Why India is trailing in design
- Oct 31, 2014
- By nisha.achuthan
- In Research & Trends
- Share on
Let’s take a little trip down memory lane. What was the first thought that crossed your mind when you beheld an iPhone for the very first time? Most people were enchanted by its form and function. Today, there are ample smartphones in the market to give iPhones a run for their money. Yet, there is one aspect that works beautifully in favor of Apple, differentiating it from the hordes – design.
Clean, appealing, functional design is today high on the list of priorities for any product company that wishes to stand out of the crowd and deliver with an edge. No wonder then that organizations across the world are investing time, effort and money towards ensuring great design. However, one unexpected country still lags behind in the global effort towards better design. India has always had a different approach to design. The bold, rich, Indian approach to design, which once stood to differentiate it from others, is now getting in the way of the possibility of the nation becoming a serious global contender.
What, you may wonder, has contributed to this situation? Here are a few possible explanations.
On the whole, one of the end goals of design is that it has to serve a purpose. Whether that purpose is met or not is something that the users have to answer. Given that, audiences in different parts of the world have different expectations from design.
In India, audiences specifically seem to seek the “cluttered” feel. Minimalism in design as is preferred in many other countries simply doesn’t seem adequate for Indian audiences. At Yatra, a few casual user tests revealed that the perception of minimalistic design was that of being boring or uninteresting. The busier the design, the more successful the website and the company was perceived to be.
There is also the fact that good designers are hard to come by in India. Competent and capable designers are a disturbingly small percentage of the country’s workforce. One key contributing factor to this situation is that there aren’t enough options in education for those inclined towards a career in design. The premier institution for design education in the country is the National Institute of Design. The number of students who passed out from the institute in 2012 was a dishearteningly low 240. While many might argue that this is because the institution has a challenging entrance process to begin with, the truth is that a couple of hundred good designers every year are just not enough, when you are preparing to serve a billion smartphone users in the emerging markets (whose contexts we empathize more with, than the western designers). What’s worse, although engineering courses are aplenty in the nation, most of them don’t include design in the curriculum.

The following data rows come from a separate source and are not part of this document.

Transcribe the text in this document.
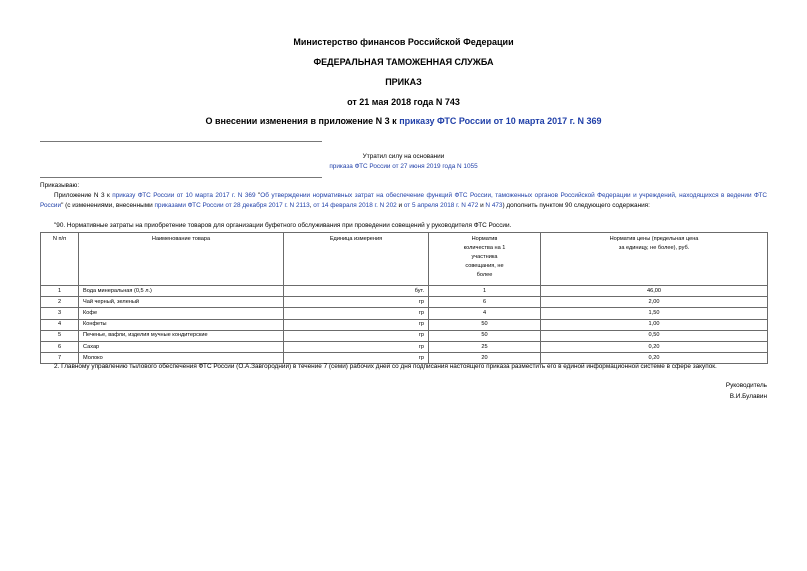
Министерство финансов Российской Федерации
ФЕДЕРАЛЬНАЯ ТАМОЖЕННАЯ СЛУЖБА
ПРИКАЗ
от 21 мая 2018 года N 743
О внесении изменения в приложение N 3 к приказу ФТС России от 10 марта 2017 г. N 369
Утратил силу на основании
приказа ФТС России от 27 июня 2019 года N 1055
Приказываю:
Приложение N 3 к приказу ФТС России от 10 марта 2017 г. N 369 "Об утверждении нормативных затрат на обеспечение функций ФТС России, таможенных органов Российской Федерации и учреждений, находящихся в ведении ФТС России" (с изменениями, внесенными приказами ФТС России от 28 декабря 2017 г. N 2113, от 14 февраля 2018 г. N 202 и от 5 апреля 2018 г. N 472 и N 473) дополнить пунктом 90 следующего содержания:
"90. Нормативные затраты на приобретение товаров для организации буфетного обслуживания при проведении совещений у руководителя ФТС России.
N п/п	Наименование товара	Единица измерения	Норматив количества на 1 участника совещания, не более	Норматив цены (предельная цена за единицу, не более), руб.

1	Вода минеральная (0,5 л.)	бут.	1	46,00
2	Чай черный, зеленый	гр	6	2,00
3	Кофе	гр	4	1,50
4	Конфеты	гр	50	1,00
5	Печенье, вафли, изделия мучные кондитерские	гр	50	0,50
6	Сахар	гр	25	0,20
7	Молоко	гр	20	0,20
2. Главному управлению тылового обеспечения ФТС России (О.А.Завгородний) в течение 7 (семи) рабочих дней со дня подписания настоящего приказа разместить его в единой информационной системе в сфере закупок.
Руководитель
В.И.Булавин
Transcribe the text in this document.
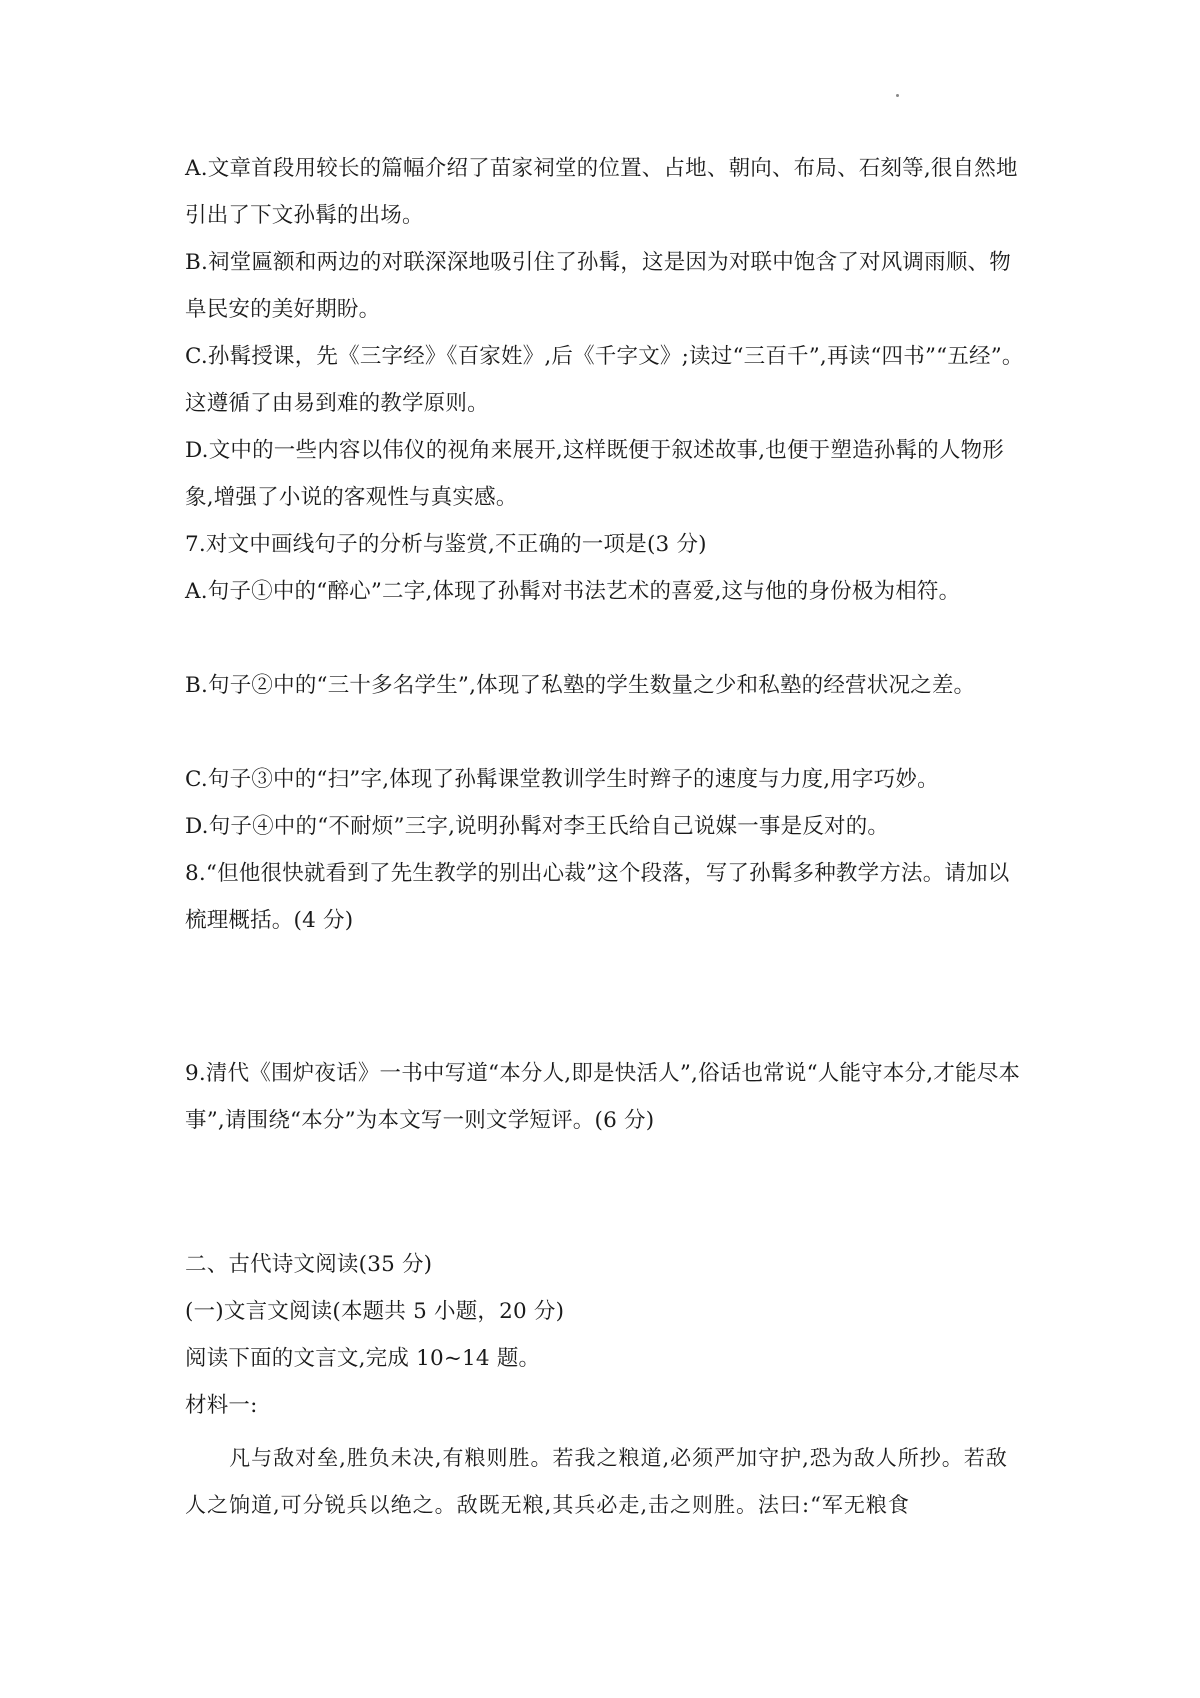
A.文章首段用较长的篇幅介绍了苗家祠堂的位置、占地、朝向、布局、石刻等,很自然地引出了下文孙髯的出场。

B.祠堂匾额和两边的对联深深地吸引住了孙髯，这是因为对联中饱含了对风调雨顺、物阜民安的美好期盼。

C.孙髯授课，先《三字经》《百家姓》,后《千字文》;读过“三百千”,再读“四书”“五经”。这遵循了由易到难的教学原则。

D.文中的一些内容以伟仪的视角来展开,这样既便于叙述故事,也便于塑造孙髯的人物形象,增强了小说的客观性与真实感。

7.对文中画线句子的分析与鉴赏,不正确的一项是(3 分)

A.句子①中的“醉心”二字,体现了孙髯对书法艺术的喜爱,这与他的身份极为相符。

B.句子②中的“三十多名学生”,体现了私塾的学生数量之少和私塾的经营状况之差。

C.句子③中的“扫”字,体现了孙髯课堂教训学生时辫子的速度与力度,用字巧妙。

D.句子④中的“不耐烦”三字,说明孙髯对李王氏给自己说媒一事是反对的。

8.“但他很快就看到了先生教学的别出心裁”这个段落，写了孙髯多种教学方法。请加以梳理概括。(4 分)

9.清代《围炉夜话》一书中写道“本分人,即是快活人”,俗话也常说“人能守本分,才能尽本事”,请围绕“本分”为本文写一则文学短评。(6 分)

二、古代诗文阅读(35 分)

(一)文言文阅读(本题共 5 小题，20 分)

阅读下面的文言文,完成 10~14 题。

材料一:

凡与敌对垒,胜负未决,有粮则胜。若我之粮道,必须严加守护,恐为敌人所抄。若敌人之饷道,可分锐兵以绝之。敌既无粮,其兵必走,击之则胜。法曰:“军无粮食
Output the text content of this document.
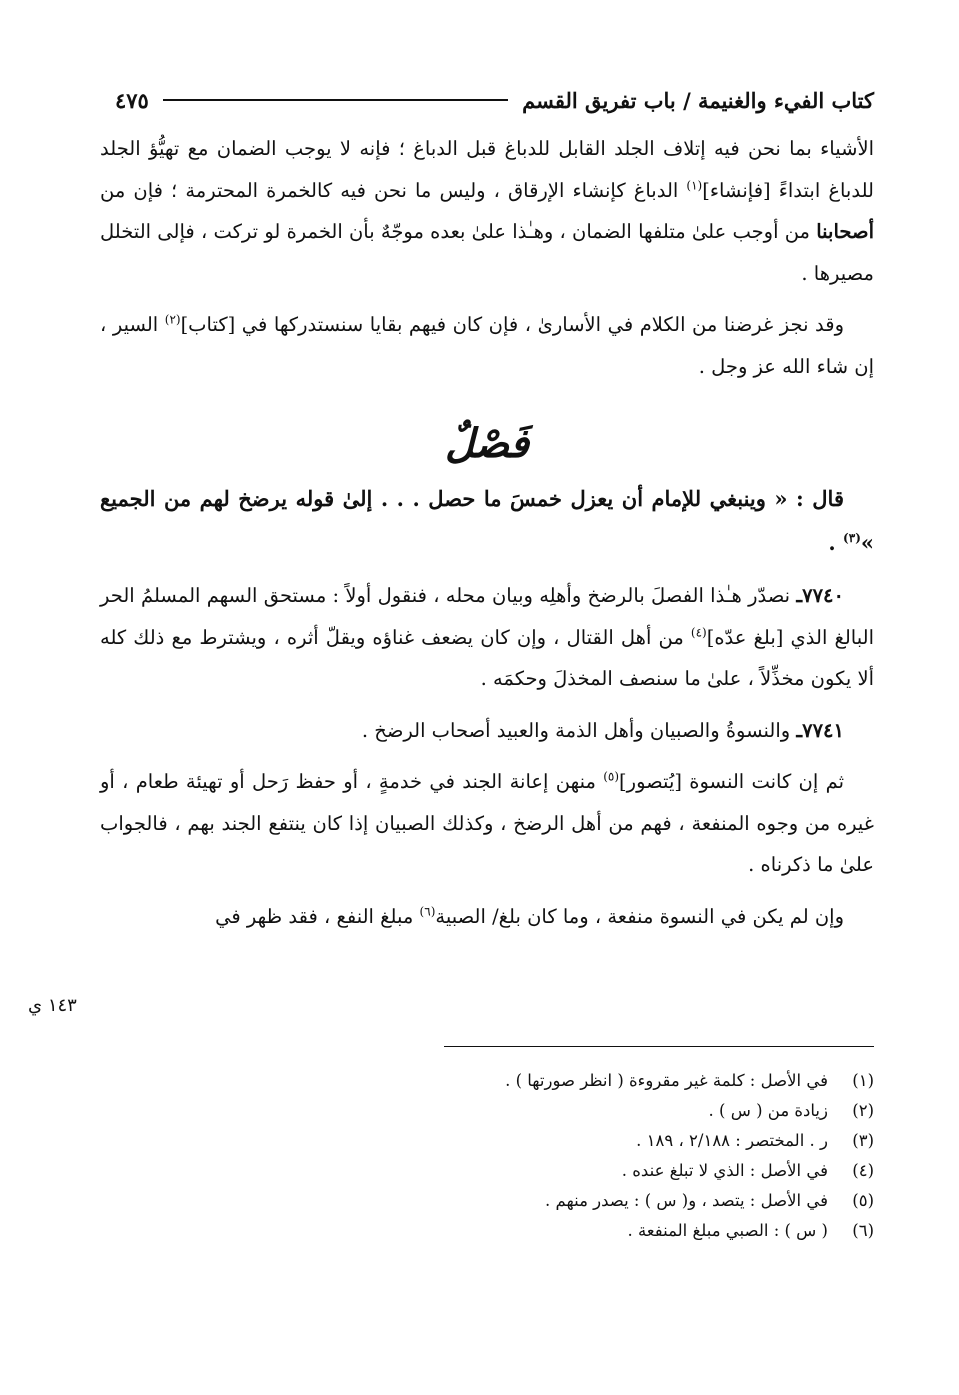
كتاب الفيء والغنيمة / باب تفريق القسم
٤٧٥

الأشياء بما نحن فيه إتلاف الجلد القابل للدباغ قبل الدباغ ؛ فإنه لا يوجب الضمان مع تهيُّؤ الجلد للدباغ ابتداءً [فإنشاء]$^{(١)}$ الدباغ كإنشاء الإرقاق ، وليس ما نحن فيه كالخمرة المحترمة ؛ فإن من أصحابنا من أوجب علىٰ متلفها الضمان ، وهـٰذا علىٰ بعده موجّهٌ بأن الخمرة لو تركت ، فإلى التخلل مصيرها .

وقد نجز غرضنا من الكلام في الأسارىٰ ، فإن كان فيهم بقايا سنستدركها في [كتاب]$^{(٢)}$ السير ، إن شاء الله عز وجل .

فَصْلٌ

قال : « وينبغي للإمام أن يعزل خمسَ ما حصل . . . إلىٰ قوله يرضخ لهم من الجميع »$^{(٣)}$ .

٧٧٤٠ـ نصدّر هـٰذا الفصلَ بالرضخ وأهلِه وبيان محله ، فنقول أولاً : مستحق السهم المسلمُ الحر البالغ الذي [بلغ عدّه]$^{(٤)}$ من أهل القتال ، وإن كان يضعف غناؤه ويقلّ أثره ، ويشترط مع ذلك كله ألا يكون مخذِّلاً ، علىٰ ما سنصف المخذلَ وحكمَه .

٧٧٤١ـ والنسوةُ والصبيان وأهل الذمة والعبيد أصحاب الرضخ .

ثم إن كانت النسوة [يُتصور]$^{(٥)}$ منهن إعانة الجند في خدمةٍ ، أو حفظ رَحل أو تهيئة طعام ، أو غيره من وجوه المنفعة ، فهم من أهل الرضخ ، وكذلك الصبيان إذا كان ينتفع الجند بهم ، فالجواب علىٰ ما ذكرناه .

وإن لم يكن في النسوة منفعة ، وما كان بلغ/ الصبية$^{(٦)}$ مبلغ النفع ، فقد ظهر في

١٤٣ ي
(١)
في الأصل : كلمة غير مقروءة ( انظر صورتها ) .
(٢)
زيادة من ( س ) .
(٣)
ر . المختصر : ٢/١٨٨ ، ١٨٩ .
(٤)
في الأصل : الذي لا تبلغ عنده .
(٥)
في الأصل : يتصد ، و( س ) : يصدر منهم .
(٦)
( س ) : الصبي مبلغ المنفعة .
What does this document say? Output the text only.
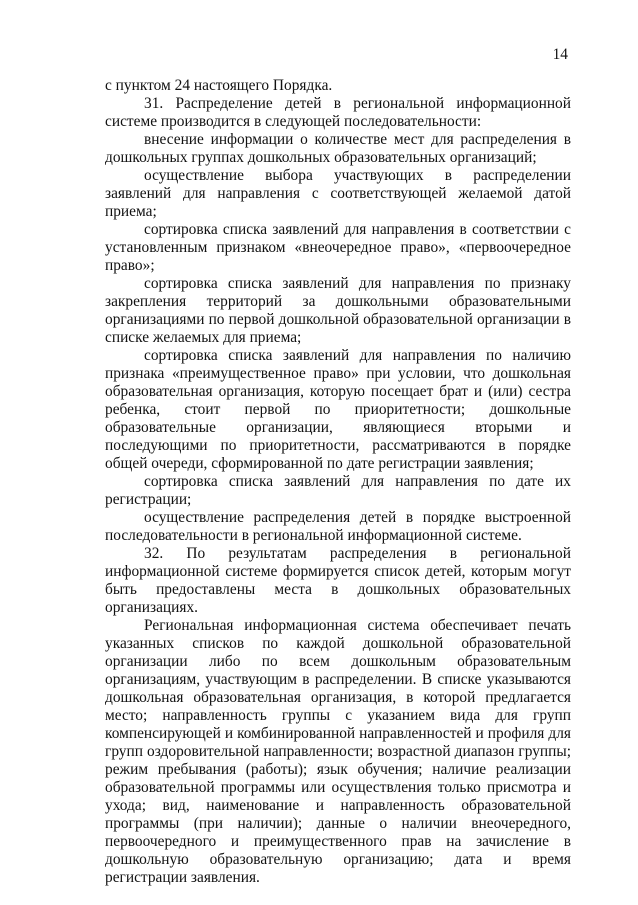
14

с пунктом 24 настоящего Порядка.

31. Распределение детей в региональной информационной системе производится в следующей последовательности:

внесение информации о количестве мест для распределения в дошкольных группах дошкольных образовательных организаций;

осуществление выбора участвующих в распределении заявлений для направления с соответствующей желаемой датой приема;

сортировка списка заявлений для направления в соответствии с установленным признаком «внеочередное право», «первоочередное право»;

сортировка списка заявлений для направления по признаку закрепления территорий за дошкольными образовательными организациями по первой дошкольной образовательной организации в списке желаемых для приема;

сортировка списка заявлений для направления по наличию признака «преимущественное право» при условии, что дошкольная образовательная организация, которую посещает брат и (или) сестра ребенка, стоит первой по приоритетности; дошкольные образовательные организации, являющиеся вторыми и последующими по приоритетности, рассматриваются в порядке общей очереди, сформированной по дате регистрации заявления;

сортировка списка заявлений для направления по дате их регистрации;

осуществление распределения детей в порядке выстроенной последовательности в региональной информационной системе.

32. По результатам распределения в региональной информационной системе формируется список детей, которым могут быть предоставлены места в дошкольных образовательных организациях.

Региональная информационная система обеспечивает печать указанных списков по каждой дошкольной образовательной организации либо по всем дошкольным образовательным организациям, участвующим в распределении. В списке указываются дошкольная образовательная организация, в которой предлагается место; направленность группы с указанием вида для групп компенсирующей и комбинированной направленностей и профиля для групп оздоровительной направленности; возрастной диапазон группы; режим пребывания (работы); язык обучения; наличие реализации образовательной программы или осуществления только присмотра и ухода; вид, наименование и направленность образовательной программы (при наличии); данные о наличии внеочередного, первоочередного и преимущественного прав на зачисление в дошкольную образовательную организацию; дата и время регистрации заявления.
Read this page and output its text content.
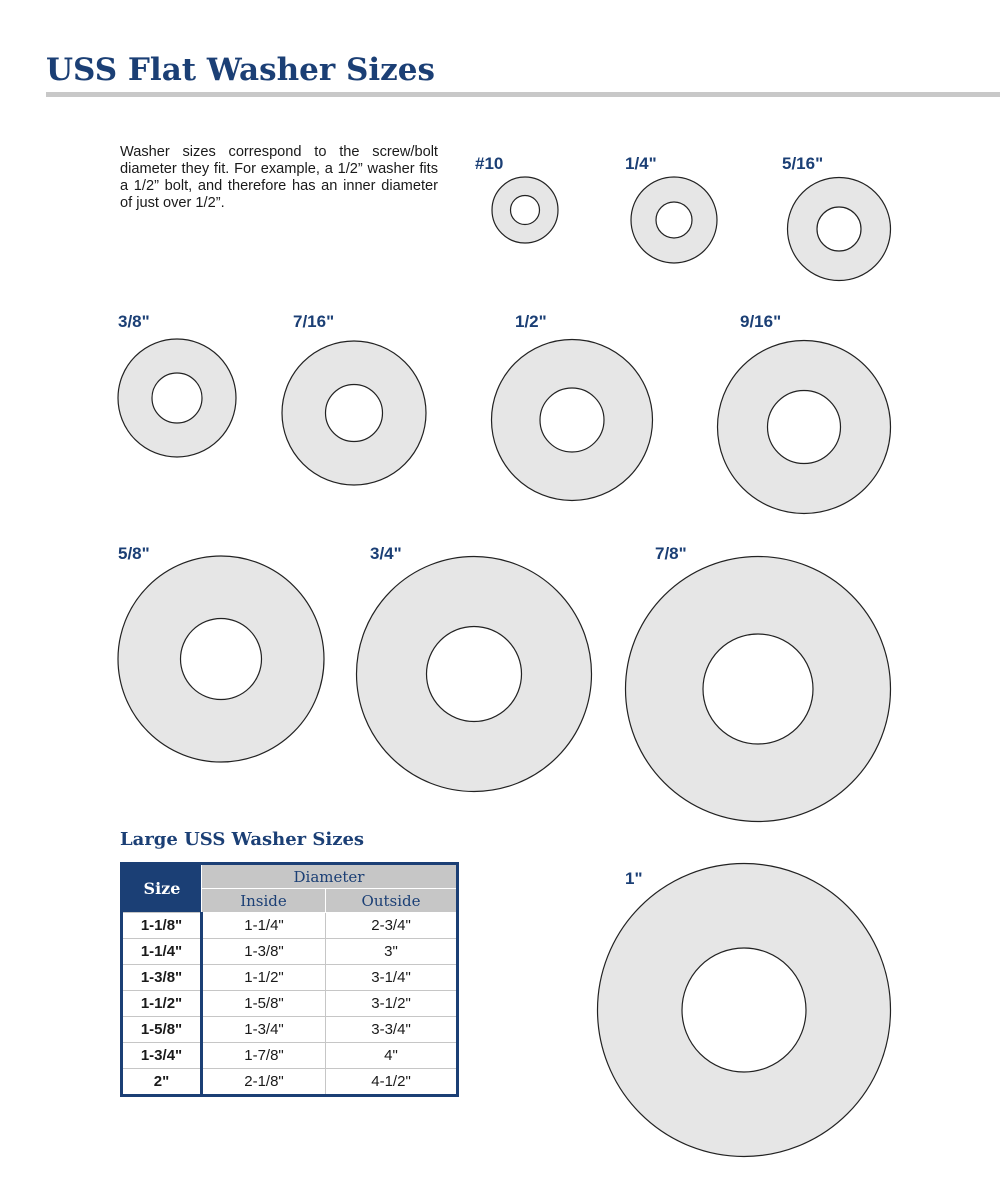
USS Flat Washer Sizes

Washer sizes correspond to the screw/bolt diameter they fit. For example, a 1/2” washer fits a 1/2” bolt, and therefore has an inner diameter of just over 1/2”.

#10	1/4"	5/16"
3/8"	7/16"	1/2"	9/16"
5/8"	3/4"	7/8"
1"
Large USS Washer Sizes
Size	Diameter	
	Inside	Outside
1-1/8"	1-1/4"	2-3/4"
1-1/4"	1-3/8"	3"
1-3/8"	1-1/2"	3-1/4"
1-1/2"	1-5/8"	3-1/2"
1-5/8"	1-3/4"	3-3/4"
1-3/4"	1-7/8"	4"
2"	2-1/8"	4-1/2"
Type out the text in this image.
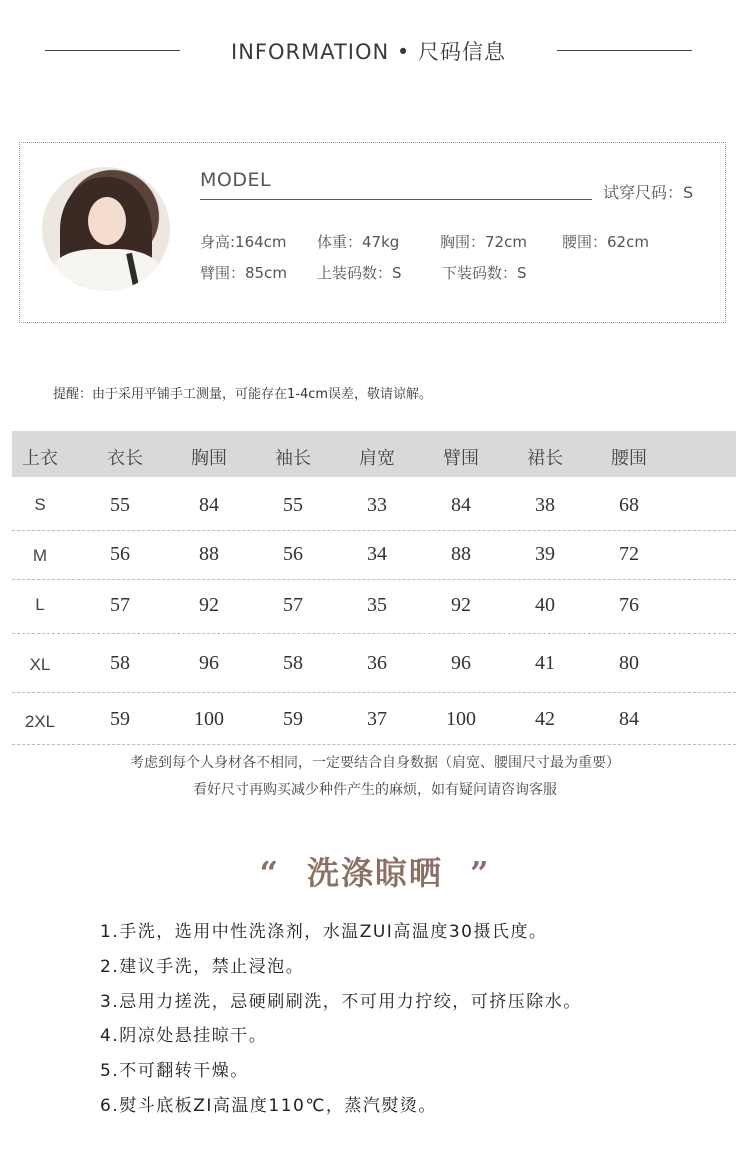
INFORMATION • 尺码信息
MODEL
试穿尺码：S
身高:164cm 体重：47kg	胸围：72cm 腰围：62cm
臂围：85cm 上装码数：S	下装码数：S
提醒：由于采用平铺手工测量，可能存在1-4cm误差，敬请谅解。
上衣	衣长	胸围	袖长	肩宽	臂围	裙长	腰围
S	55	84	55	33	84	38	68
M	56	88	56	34	88	39	72
L	57	92	57	35	92	40	76
XL	58	96	58	36	96	41	80
2XL	59	100	59	37	100	42	84
考虑到每个人身材各不相同，一定要结合自身数据（肩宽、腰围尺寸最为重要）
看好尺寸再购买减少种件产生的麻烦，如有疑问请咨询客服
“ 洗涤晾晒 ”
1.手洗，选用中性洗涤剂，水温ZUI高温度30摄氏度。
2.建议手洗，禁止浸泡。
3.忌用力搓洗，忌硬刷刷洗，不可用力拧绞，可挤压除水。
4.阴凉处悬挂晾干。
5.不可翻转干燥。
6.熨斗底板ZI高温度110℃，蒸汽熨烫。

Compared to that, take a look at some of the top design schools around the world that combine design with engineering know-how as well as an in-depth understanding of audiences:
USA – Rhode Island School of Design, Massachusetts Institute of Technology Media Lab, Carnegie Mellon University School of Design, D School Institute of Design at Stanford University,
Scandinavian and Nordic countries – Copenhagen Institute of Interaction Design, Umea Institute of Design (Sweden), Oslo School of Architecture and Design (Norway), University of Art and Design Helsinki
Asia – Chiba University (Japan), Hong Kong Polytechnic University
Risk averse outlook:
In India, companies and audiences really don’t see the need to adapt to the global design preferences. According to Vijay Bapat, professor at the Industrial Design Centre, IIT Bombay, “The Indian industry is still not ready for real risk. Companies would rather go one step forward than race 10 steps ahead in design. Most of them don’t cater to the global market where competition forces design innovation. Domestic demand is huge, yet at the current scale of operations, there is little incentive to think radical.” This situation leads to Indian companies constantly finding themselves in a state of playing catch-up with the world’s design pace. Innovation then gets pushed to the back burner while the companies imitate or replicate other designs that have proven to be successful.
Lack of collaboration:
What India has failed to emulate with respect to design is the collaborative aspect which fosters innovations. There aren’t enough partnerships between organizations as well as with academia. Where interaction is stifled, possibilities are scarce and innovation is virtually stillborn.
Lack of appreciation of designers’ skills:
Given the perception of Indian design being unsuitable for the western palette & a near-hostile domestic market which does not think much about design (much less, pay for it), India designers are up against significant perception & economics related constraints, to make their mark felt. That, design is a touchy, feely process also makes most discerning customers look for local designers than work with overseas teams.
This dreary design deprivation will hopefully not last for very long. We already see a trickle of design movement in India (aided amply by local startup successes and significant price parity between western and Indian designers). Grassroot movements for design have become regular, organized and are gathering momentum.
Let’s hold it out for a few more years for ‘India Design’ to come off age.